Dynatrace, at its online Perform 2022 event, launched a bevy of updates to its portfolio that make it easier for DevOps teams to programmatically embed observability and other software intelligence capabilities within applications.
At the same time, Dynatrace also revealed that it has extended the reach of its observability platform to now include all the major serverless computing platforms.
Additionally, the company extended its existing Application Security Module to provide the ability to detect vulnerabilities and block attacks against application runtimes in real-time using the framework defined by the Open Web Application Security Project (OWASP). That module is based on Dynatrace Smartscape topology software and a Davis artificial intelligence (AI) engine to provide real-time visibility into IT environments that enables DevSecOps teams to better prioritize which vulnerabilities to remediate first based on their severity.
Dynatrace CEO Rick McConnell told conference attendees that all these capabilities are enabled by agent software that can be programmatically embedded within applications as code using application programming interfaces (APIs) and templates to automatically surface software intelligence. Rather than having to deploy multiple agents, McConnell said, IT teams can deploy a single agent to drive a wide range of analytics.

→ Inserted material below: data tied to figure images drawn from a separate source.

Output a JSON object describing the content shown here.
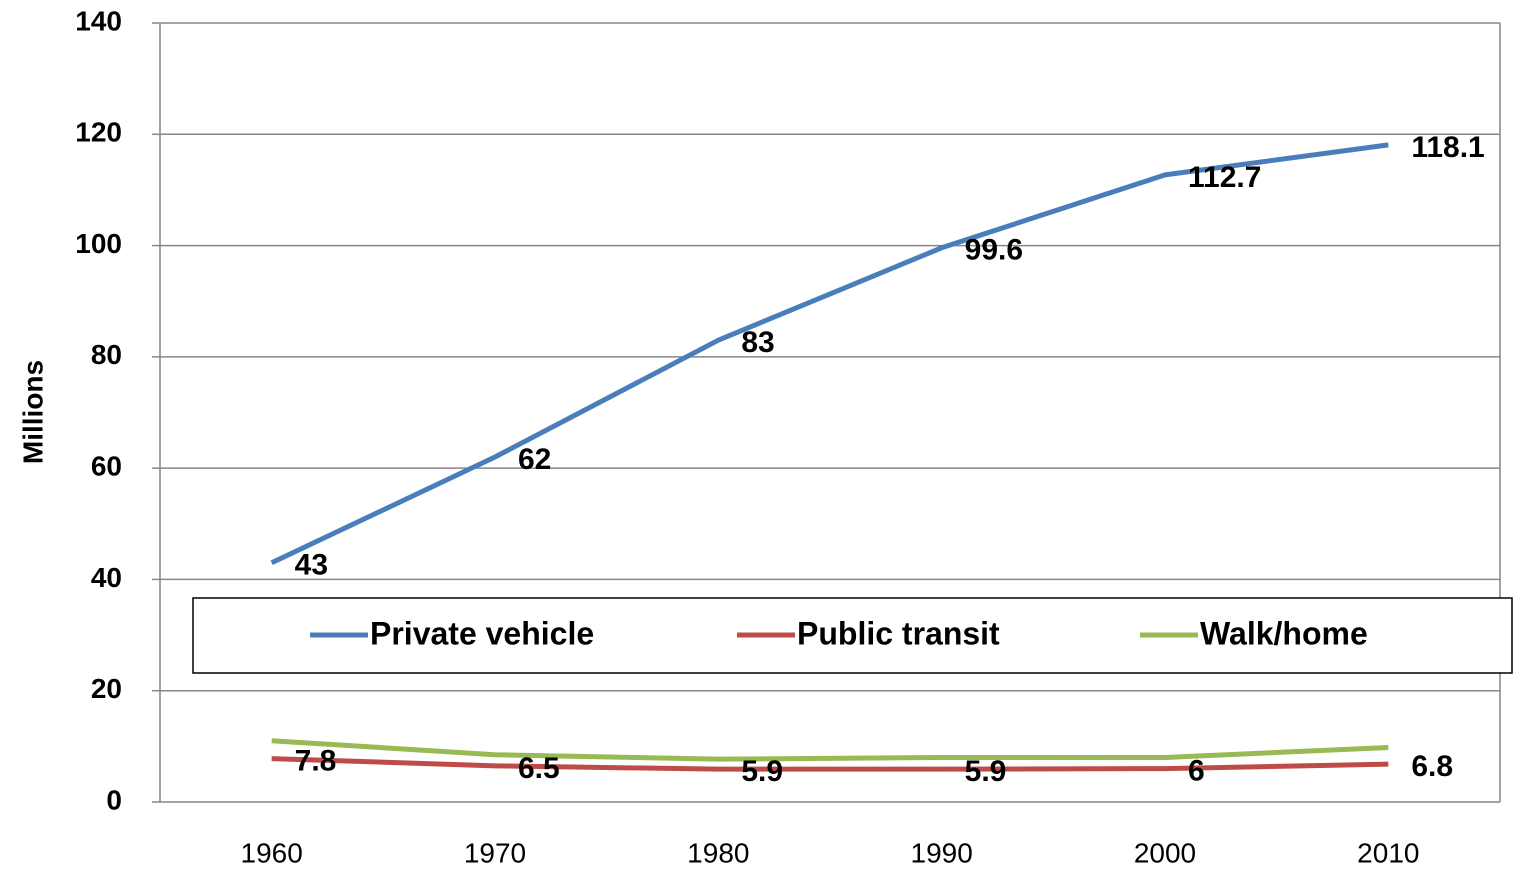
{
  "chart_data": {
    "type": "line",
    "y_label": "Millions",
    "categories": [
      "1960",
      "1970",
      "1980",
      "1990",
      "2000",
      "2010"
    ],
    "series": [
      {
        "name": "Private vehicle",
        "color": "#4a7ebb",
        "values": [
          43,
          62,
          83,
          99.6,
          112.7,
          118.1
        ],
        "data_labels": true
      },
      {
        "name": "Public transit",
        "color": "#be4b48",
        "values": [
          7.8,
          6.5,
          5.9,
          5.9,
          6,
          6.8
        ],
        "data_labels": true
      },
      {
        "name": "Walk/home",
        "color": "#98b954",
        "values": [
          11,
          8.5,
          7.7,
          8,
          8,
          9.8
        ],
        "data_labels": false
      }
    ],
    "ylim": [
      0,
      140
    ],
    "yticks": [
      0,
      20,
      40,
      60,
      80,
      100,
      120,
      140
    ],
    "grid": true,
    "legend": "inside"
  }
}
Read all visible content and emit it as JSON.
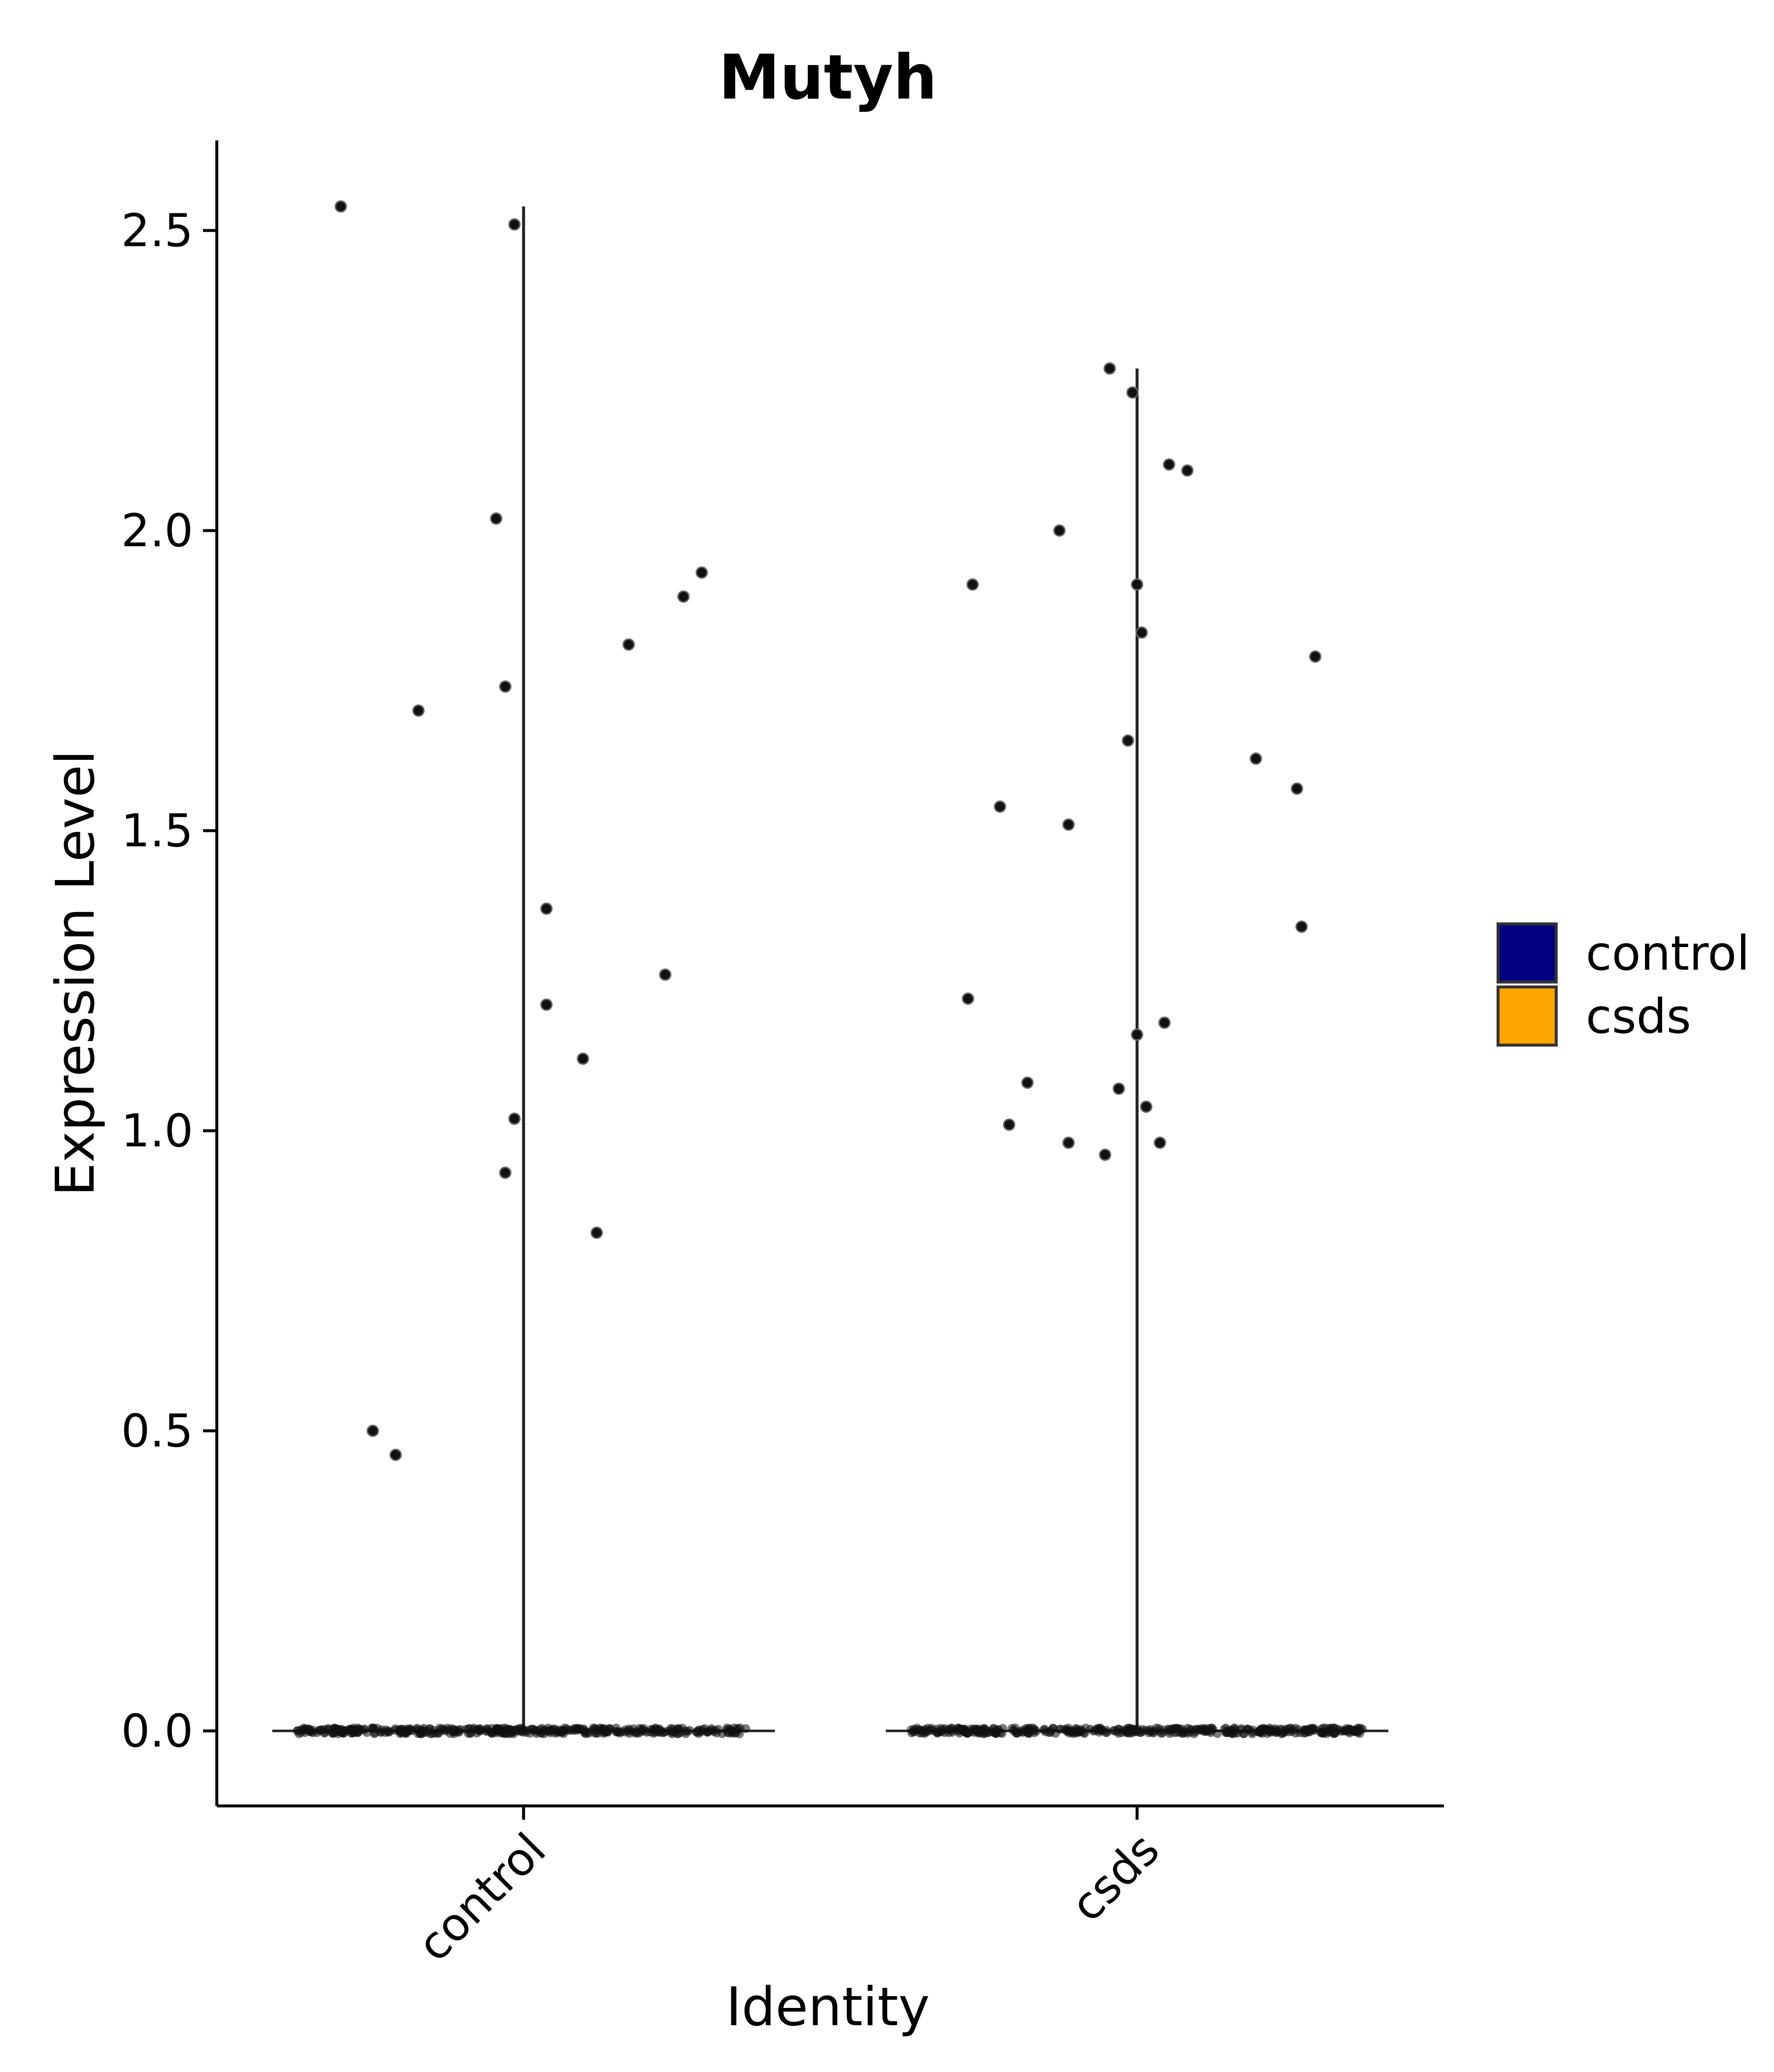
{
  "chart_data": {
    "type": "violin",
    "title": "Mutyh",
    "xlabel": "Identity",
    "ylabel": "Expression Level",
    "categories": [
      "control",
      "csds"
    ],
    "ylim": [
      -0.125,
      2.65
    ],
    "yticks": [
      0.0,
      0.5,
      1.0,
      1.5,
      2.0,
      2.5
    ],
    "ytick_labels": [
      "0.0",
      "0.5",
      "1.0",
      "1.5",
      "2.0",
      "2.5"
    ],
    "grid": false,
    "legend": {
      "placement": "right",
      "entries": [
        {
          "label": "control",
          "color": "#000080"
        },
        {
          "label": "csds",
          "color": "#FFA500"
        }
      ]
    },
    "series": [
      {
        "category": "control",
        "color": "#000080",
        "violin_min": 0.0,
        "violin_max": 2.54,
        "zero_count": 400,
        "points": [
          {
            "x_jitter": -0.4,
            "y": 2.54
          },
          {
            "x_jitter": -0.02,
            "y": 2.51
          },
          {
            "x_jitter": -0.06,
            "y": 2.02
          },
          {
            "x_jitter": 0.39,
            "y": 1.93
          },
          {
            "x_jitter": 0.35,
            "y": 1.89
          },
          {
            "x_jitter": 0.23,
            "y": 1.81
          },
          {
            "x_jitter": -0.04,
            "y": 1.74
          },
          {
            "x_jitter": -0.23,
            "y": 1.7
          },
          {
            "x_jitter": 0.05,
            "y": 1.37
          },
          {
            "x_jitter": 0.31,
            "y": 1.26
          },
          {
            "x_jitter": 0.05,
            "y": 1.21
          },
          {
            "x_jitter": 0.13,
            "y": 1.12
          },
          {
            "x_jitter": -0.02,
            "y": 1.02
          },
          {
            "x_jitter": -0.04,
            "y": 0.93
          },
          {
            "x_jitter": 0.16,
            "y": 0.83
          },
          {
            "x_jitter": -0.33,
            "y": 0.5
          },
          {
            "x_jitter": -0.28,
            "y": 0.46
          }
        ]
      },
      {
        "category": "csds",
        "color": "#FFA500",
        "violin_min": 0.0,
        "violin_max": 2.27,
        "zero_count": 400,
        "points": [
          {
            "x_jitter": -0.06,
            "y": 2.27
          },
          {
            "x_jitter": -0.01,
            "y": 2.23
          },
          {
            "x_jitter": 0.07,
            "y": 2.11
          },
          {
            "x_jitter": 0.11,
            "y": 2.1
          },
          {
            "x_jitter": -0.17,
            "y": 2.0
          },
          {
            "x_jitter": -0.36,
            "y": 1.91
          },
          {
            "x_jitter": 0.0,
            "y": 1.91
          },
          {
            "x_jitter": 0.01,
            "y": 1.83
          },
          {
            "x_jitter": 0.39,
            "y": 1.79
          },
          {
            "x_jitter": -0.02,
            "y": 1.65
          },
          {
            "x_jitter": 0.26,
            "y": 1.62
          },
          {
            "x_jitter": 0.35,
            "y": 1.57
          },
          {
            "x_jitter": -0.3,
            "y": 1.54
          },
          {
            "x_jitter": -0.15,
            "y": 1.51
          },
          {
            "x_jitter": 0.36,
            "y": 1.34
          },
          {
            "x_jitter": -0.37,
            "y": 1.22
          },
          {
            "x_jitter": 0.06,
            "y": 1.18
          },
          {
            "x_jitter": 0.0,
            "y": 1.16
          },
          {
            "x_jitter": -0.24,
            "y": 1.08
          },
          {
            "x_jitter": -0.04,
            "y": 1.07
          },
          {
            "x_jitter": 0.02,
            "y": 1.04
          },
          {
            "x_jitter": -0.28,
            "y": 1.01
          },
          {
            "x_jitter": 0.05,
            "y": 0.98
          },
          {
            "x_jitter": -0.15,
            "y": 0.98
          },
          {
            "x_jitter": -0.07,
            "y": 0.96
          }
        ]
      }
    ]
  }
}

That capability makes it easier for IT organizations to achieve service level objectives (SLOs) for performance, quality, and security at a time when more responsibility for the management of applications is shifting left toward developers, he added.
It’s not quite clear how far responsibility for the management of applications after they are deployed is shifting left toward developers. It tends to vary widely by organization. The one thing that is certain is more applications are being instrumented. Adoption of application performance management (APM) platforms was previously limited by cost concerns and the challenges associated with embedding agent software in applications. As it becomes easier to instrument applications the data that can be collected and analyzed from logs, metrics and traces are now considerably greater. As such, APM platforms are now being positioned as observability platforms that can correlate analytics collected from applications and the underlying infrastructure upon which they depend.
Much of that need for greater instrumentation is being driven by digital business transformation initiatives, noted McConnell. Many of those applications are being constructed using microservices that have dependencies on each other. A single agent makes it easier for IT teams to instrument cloud-native application environments, he noted.
There is no shortage of options when it comes to instrumenting and observing applications. The issue now is turning all the data being collected into actionable intelligence. As a result, observability platforms are being imbued with AI engines that make it possible to analyze massive amounts of data. Armed with those insights, it then becomes possible for an existing IT team to manage a much more complex IT environment at scale. In fact, it’s now no longer a question of whether AI engines will be injected into DevOps workflows as much as it is to what degree.